Maduekwe who was born in Mbaisie, Abia State on May 6, 1945, was appointed culture and tourism minister by former President Olusegun Obasanjo in1999 and Minister of Transportation in 2001. In this position, he advocated greater use of bicycles, although critics said the roads were unsafe for cyclists and Maduekwe himself was pushed into a ditch by a bus while cycling to work.

In 2007, the late President Umaru Musa Yar'Adua appointed him Foreign minister. He held this office till 2010 when acting President Goodluck Jonathan dissolved the cabinet.

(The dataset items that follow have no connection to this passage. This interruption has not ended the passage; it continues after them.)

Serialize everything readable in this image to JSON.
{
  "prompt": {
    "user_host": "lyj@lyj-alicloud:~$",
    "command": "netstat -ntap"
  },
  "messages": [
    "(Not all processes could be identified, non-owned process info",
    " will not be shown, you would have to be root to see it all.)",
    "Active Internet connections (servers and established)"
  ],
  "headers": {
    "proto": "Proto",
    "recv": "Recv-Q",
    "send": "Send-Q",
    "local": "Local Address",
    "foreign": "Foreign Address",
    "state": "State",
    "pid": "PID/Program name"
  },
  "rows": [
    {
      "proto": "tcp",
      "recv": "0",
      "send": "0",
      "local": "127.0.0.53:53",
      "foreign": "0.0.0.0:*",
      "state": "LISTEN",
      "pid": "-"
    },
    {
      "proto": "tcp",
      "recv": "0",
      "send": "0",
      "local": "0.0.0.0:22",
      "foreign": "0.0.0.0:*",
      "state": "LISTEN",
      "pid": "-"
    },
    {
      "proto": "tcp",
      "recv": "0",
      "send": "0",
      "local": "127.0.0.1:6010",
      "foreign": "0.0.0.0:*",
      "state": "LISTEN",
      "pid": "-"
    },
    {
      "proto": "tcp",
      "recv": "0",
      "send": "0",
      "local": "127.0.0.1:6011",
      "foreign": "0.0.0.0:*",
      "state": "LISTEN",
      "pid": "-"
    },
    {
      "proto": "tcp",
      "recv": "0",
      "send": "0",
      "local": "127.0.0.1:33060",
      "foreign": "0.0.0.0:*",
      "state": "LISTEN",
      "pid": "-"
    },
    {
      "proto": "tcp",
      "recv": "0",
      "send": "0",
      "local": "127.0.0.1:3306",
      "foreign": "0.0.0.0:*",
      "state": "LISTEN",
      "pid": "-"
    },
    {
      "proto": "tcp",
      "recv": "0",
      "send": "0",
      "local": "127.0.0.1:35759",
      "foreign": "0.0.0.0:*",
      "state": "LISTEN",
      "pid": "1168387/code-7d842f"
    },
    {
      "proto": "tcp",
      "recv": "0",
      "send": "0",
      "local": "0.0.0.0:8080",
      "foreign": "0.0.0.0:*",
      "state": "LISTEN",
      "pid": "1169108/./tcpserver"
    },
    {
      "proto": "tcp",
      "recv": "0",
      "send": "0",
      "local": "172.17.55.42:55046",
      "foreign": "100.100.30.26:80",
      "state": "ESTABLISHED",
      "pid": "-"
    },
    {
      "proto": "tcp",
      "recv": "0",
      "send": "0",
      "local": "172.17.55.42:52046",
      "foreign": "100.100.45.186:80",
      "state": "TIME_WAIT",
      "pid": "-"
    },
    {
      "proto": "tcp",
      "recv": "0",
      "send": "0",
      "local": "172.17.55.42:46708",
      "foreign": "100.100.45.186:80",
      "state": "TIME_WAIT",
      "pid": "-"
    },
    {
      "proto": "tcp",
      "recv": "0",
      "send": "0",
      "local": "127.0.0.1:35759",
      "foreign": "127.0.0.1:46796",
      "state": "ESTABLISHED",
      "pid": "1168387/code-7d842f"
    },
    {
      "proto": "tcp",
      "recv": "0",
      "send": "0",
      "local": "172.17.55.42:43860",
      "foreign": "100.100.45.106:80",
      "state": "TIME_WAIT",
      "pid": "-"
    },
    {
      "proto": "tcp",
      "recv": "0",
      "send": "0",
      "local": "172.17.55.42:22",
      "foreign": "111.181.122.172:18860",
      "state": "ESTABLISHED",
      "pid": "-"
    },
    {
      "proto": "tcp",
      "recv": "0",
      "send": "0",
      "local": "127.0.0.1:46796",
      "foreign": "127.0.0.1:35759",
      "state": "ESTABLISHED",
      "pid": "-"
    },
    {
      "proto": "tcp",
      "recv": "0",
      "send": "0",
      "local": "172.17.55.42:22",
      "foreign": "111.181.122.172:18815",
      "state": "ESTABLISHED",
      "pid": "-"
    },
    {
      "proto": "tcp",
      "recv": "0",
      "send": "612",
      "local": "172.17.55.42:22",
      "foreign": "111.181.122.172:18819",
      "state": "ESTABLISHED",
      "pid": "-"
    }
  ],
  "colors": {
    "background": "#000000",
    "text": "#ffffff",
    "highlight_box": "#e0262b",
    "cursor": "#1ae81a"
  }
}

In 2011, he worked as the deputy director of PDP presidential campaign 2011 Goodluck/Sambo ticket. He was appointed as High Commissioner to Canada.

V
Madueke, in red helmet, enjoying a ride. First right is Osita Chidoka, his former assistant, who later became the CEO of Federal Road Safety Commission (FRSC) and minister of aviation 'THE BICYCLE MINISTER'

Maduekwe got a fair share of media bashing, and controversy never departed from his doorsteps. As minister of transport under Obasanjo, he had recommended that Nigeria should explore every means of transportation, not just buses and cars. He suggested the use of bicycles – which is very common in the advanced world and is considered to be environment-friendly.

The headlines the following day were damaging: “Maduekwe says Nigerians should go back to using bicycle.” The general opinion was that he was taking Nigeria back to the Stone Age with this proposal. Some journalists nicknamed him “Ojo oni keke” (Ojo the cyclist) in jest.

But he nearly got himself killed while trying to lead the way. He started the habit of riding bicycle to the weekly federal executive council (FEC) meeting to create awareness (this was long before Boris Johnson became mayor of London and popularised cycling to office). On his second try, Maduekwe was knocked down by a commercial bus. He smelt a rat and stopped cycling on the roads of Abuja.

Death has also been announced of one of the foremost Nigerian writers, Elechi Amadi.

Amadi, who hails from Ekwer, Rivers State,  passed away at the age of 82. He at the Good Heart hospital in Port Harcourt. Vanguard reports that Bar Wabueze Amadi who is a member of the family confirmed the passing away of one of the Africa's first generation writers.

Elechi Amadi (born 12 May 1934-29th of June 2016 ) was a Nigerian author of plays and novels that are generally about African village life, customs, beliefs and religious practices, as they were before contact with the Western world. Amadi is best regarded for his 1966 first novel, The Concubine , which has been called “an outstanding work of pure fiction”

Born in 1934, in Aluu in the Ikwerre local government area of Rivers State , Nigeria , Elechi Amadi attended Government College, Umuahia (1948–52), Survey School, Oyo (1953–54), and the University of Ibadan (1955–59), where he obtained a degree in Physics and Mathematics. [2]

He worked for a time as a land surveyor and later was a teacher at several schools, including the Nigerian Military School, Zaria (1963–66). [3] Amadi served in the Nigerian army, remained there during the Nigerian Civil War , and retired at the rank of Captain. [4] He then held various positions with the Rivers State government : Permanent Secretary (1973–83), Commissioner for Education (1987–88) and Commissioner for Lands and Housing (1989–90).

He has been writer-in-residence and lecturer at Rivers State College of Education, where he has also been Dean of Arts, head of the literature department and Director of General Studies.